İngiltere’deki referandumun önemi
Sanıyorum yukarıdaki açıklamalar, 23 Haziran’da yapılacak İngiliz referandumunun bizim için önemini açıkça ortaya koyuyor. İngiltere birlikten ayrılma yolunu seçerse, Türkiye'nin üyelik ihtimali neredeyse tamamen ortadan kalkacak.
İngiltere'nin AB’den ayrılmasıyla Türkiye sadece güçlü bir destekçisini kaybetmiş olmayacak, daha önemlisi, ortaya merkeziyetçi eğilimleri hayli güçlü bir AB yapısı çıkacak. Böyle bir birlik içinde Türkiye'nin yer almasını düşünebilmek zordur.
Muhtemelen iki tarafta da isteksizlik daha da artacak. O takdirde en gerçekçi ihtimal, İngiltere ile AB arasında belirecek yeni ilişki şekline benzeyen, ama Türkiye'nin koşullarına uyarlanmış yeni bir AB-Türkiye ilişkisinin inşa edilmesi olacaktır.
İşine bisikletle gidip gelen Londra Belediye Başkanı Boris Johnson, İngiltere’nin en sevilen siyasetçilerinden biri. Belediye Başkanlığı görevinde başarı kazanan Johnson, Osmanlı’nın son İçişleri Bakanı Ali Kemal’in torunu.
Johnson şimdi Muhafazakar kesim içinde İngiltere’nin AB’den ayrılmasını savunanların en ön saflarında yer alıyor. Referandumda o yönde sonuç çıkarsa, Johnson’un Muhafazakar Parti başına geçmesi büyük ihtimal görünüyor ve öylece Başbakanlık yolu da açılmış olacak.
Tabii İngiltere’nin ayrılması AB için ağır bir darbe olacak. Her şeyden önce, Birliğin stratejik ağırlığı ehemmiyetsiz bir düzeye inecek. AB böyle bir krizin içinden nasıl çıkabilir, ön görmek zor.
Referandumda İngiltere’nin üyeliğinin devamı yönünde sonuç çıkarsa, İngiltere için kabul edilen yeni kuralların, dileyen diğer AB üyelerine de uygulanması gerekecek.

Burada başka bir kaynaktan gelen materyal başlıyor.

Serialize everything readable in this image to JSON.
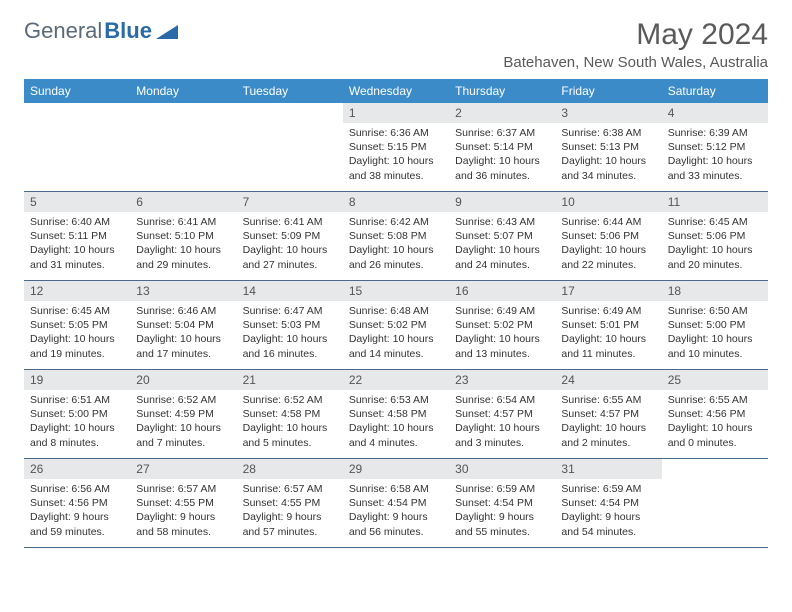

Konumları, ihtiyaçları ve bakış açıları farklı ülkelerin AB’ye üye olması kolaylaşacak.
Böylece AB'nin yapı ve işleyişinde ortaya çıkacak değişim, bugüne göre daha çok üyeli bir AB’yi kolaylaştıracak ve önünü açacak. Bu durumda, tabii bir gün tekrar demokrasi ve hukuk devleti çizgisine dönmesi koşuluyla, Türkiye'nin AB üyesi olma şansı devam edecektir.
AB sadece bir dış politika konusu değil
Esasen Türkiye için AB sadece bir dış politika konusu olarak görülmemeli. AB üyeliği, pek çok alanda hızla aşmamız gereken değişim ve dönüşümlerin merkezinde duran, modern Türkiye'nin en büyük projesidir.
Bunlardan belki de en hayati olanı, AB üyeliğinin Kürt sorunun çözümüne yapacağı muazzam katkıdır. 21. yüzyılın ikinci on yılı içinde, Türkiye henüz bu en önemli siyasi sorununu çözebilmiş değil. O nedenle toprak bütünlüğü hâlâ tehdit altında. Toprak bütünlüğünü korumanın en güvenli ve tek kalıcı yolu, gönüllü beraberliktir.
Kürtlerin AB üyesi olmuş bir Türkiye'den ayrılmak isteyebilecekleri düşünülemez. O nedenle AB üyeliği, Kürt sorununun çözümüne hayati bir katkı yapacak ve Türkiye'nin toprak bütünlüğünün en büyük güvencelerinden biri olacaktır.